I will never understand people's dislike for "cheesecake" art. People in real life dress provocatively too. Go to any college campus on a Friday or Saturday night and tell me how you see the girls dressing. I went to visit a friend of mine in Morgantown at WVU this past fall and we went out on the town one night, literally around 75-80% of the girls I saw were wearing dresses or skirts that came no longer than mid-thigh and 4 to 5 inch heels. I've lived in Europe and it is much the same when going out over there as well, if not more so.

I'm not saying by any means that every peice of art should be provocative, and when its done it should make sense within the context of the world, but it definitely has it's place as well. Give us succubus's dressed like skanks, nymphs wearing next to nothing, drow priestesses in fetish wear, and ab'd up shirtless barbarians rocking loincloths. It's all about versimilitude.

With all that said, I have never been a fan of the old school "chainmail bikini", because it's silly and doesn't make sense, but show me a cleric of Sune in her temple rocking a corset and stockings and I'm completely ok with that.

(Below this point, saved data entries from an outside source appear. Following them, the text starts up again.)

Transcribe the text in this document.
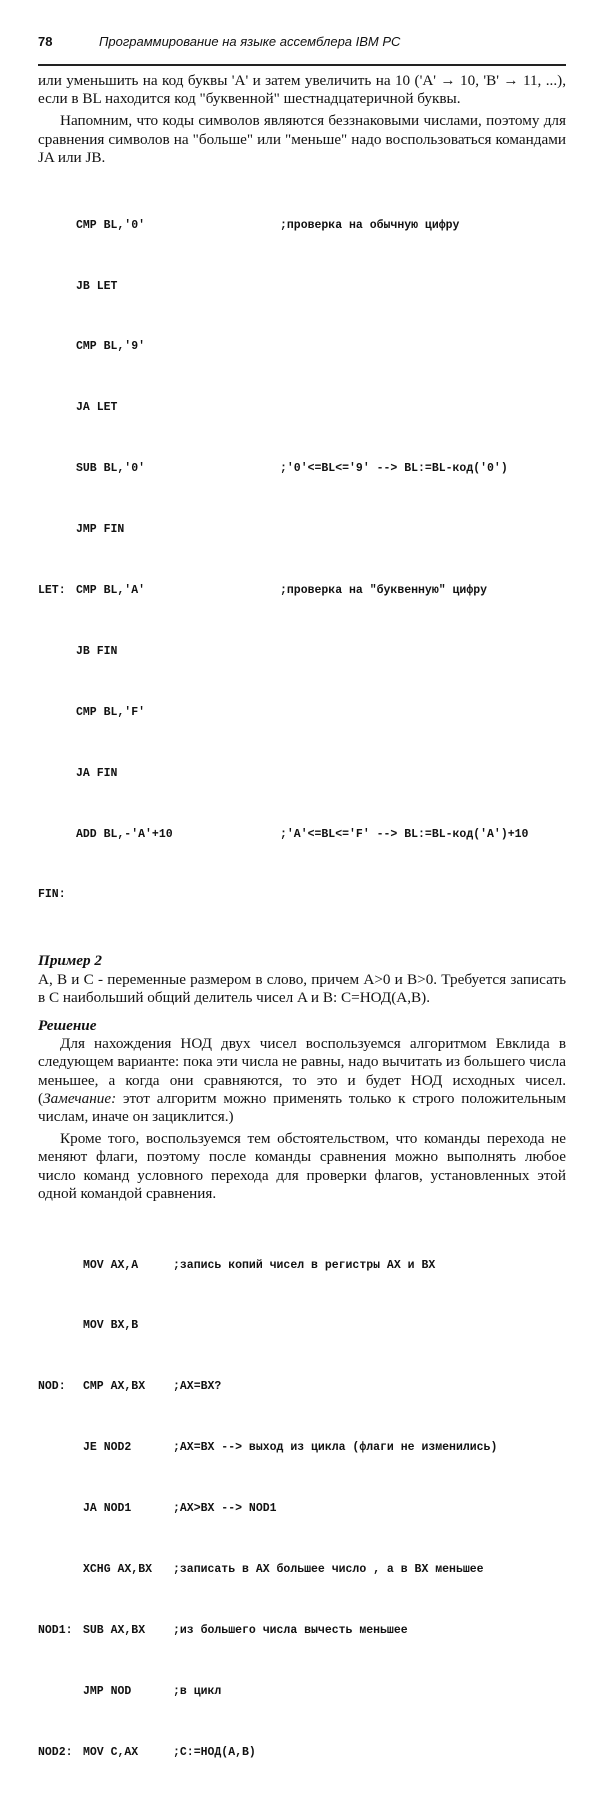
78	Программирование на языке ассемблера IBM PC

или уменьшить на код буквы 'A' и затем увеличить на 10 ('A' → 10, 'B' → 11, ...), если в BL находится код "буквенной" шестнадцатеричной буквы.

Напомним, что коды символов являются беззнаковыми числами, поэтому для сравнения символов на "больше" или "меньше" надо воспользоваться командами JA или JB.

CMP BL,'0'	;проверка на обычную цифру

JB LET

CMP BL,'9'

JA LET

SUB BL,'0'	;'0'<=BL<='9' --> BL:=BL-код('0')

JMP FIN

LET: CMP BL,'A'	;проверка на "буквенную" цифру

JB FIN

CMP BL,'F'

JA FIN

ADD BL,-'A'+10	;'A'<=BL<='F' --> BL:=BL-код('A')+10

FIN:

Пример 2

A, B и C - переменные размером в слово, причем A>0 и B>0. Требуется записать в C наибольший общий делитель чисел A и B: C=НОД(A,B).

Решение

Для нахождения НОД двух чисел воспользуемся алгоритмом Евклида в следующем варианте: пока эти числа не равны, надо вычитать из большего числа меньшее, а когда они сравняются, то это и будет НОД исходных чисел. (Замечание: этот алгоритм можно применять только к строго положительным числам, иначе он зациклится.)

Кроме того, воспользуемся тем обстоятельством, что команды перехода не меняют флаги, поэтому после команды сравнения можно выполнять любое число команд условного перехода для проверки флагов, установленных этой одной командой сравнения.

MOV AX,A	;запись копий чисел в регистры AX и BX

MOV BX,B

NOD: CMP AX,BX ;AX=BX?

JE NOD2	;AX=BX --> выход из цикла (флаги не изменились)

JA NOD1	;AX>BX --> NOD1

XCHG AX,BX ;записать в AX большее число , а в BX меньшее

NOD1: SUB AX,BX ;из большего числа вычесть меньшее

JMP NOD	;в цикл

NOD2: MOV C,AX	;C:=НОД(A,B)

P.S. I hate the Halflings too.

The issue isn't so much provocative attire as it is appropriate attire. I dress provocatively when I want to, but then I'm not exploring ancient ruins and fighting dangerous monsters.

The issue also has to do with the balance of cake (cheese and beef). I'm talking about an approximate, apparent balance and not an actual equal number of each.

The issue also has to do with the kind of beefcake. The barbarian who is built like Conan and wearing a loincloth has a body fit more for male wish-fulfillment than it is for appeal to females. I mean, I like firm muscles but there is a tipping point where more muscles results in being less attractive: most women prefer the lean swimmer's build to the bodybuilder look.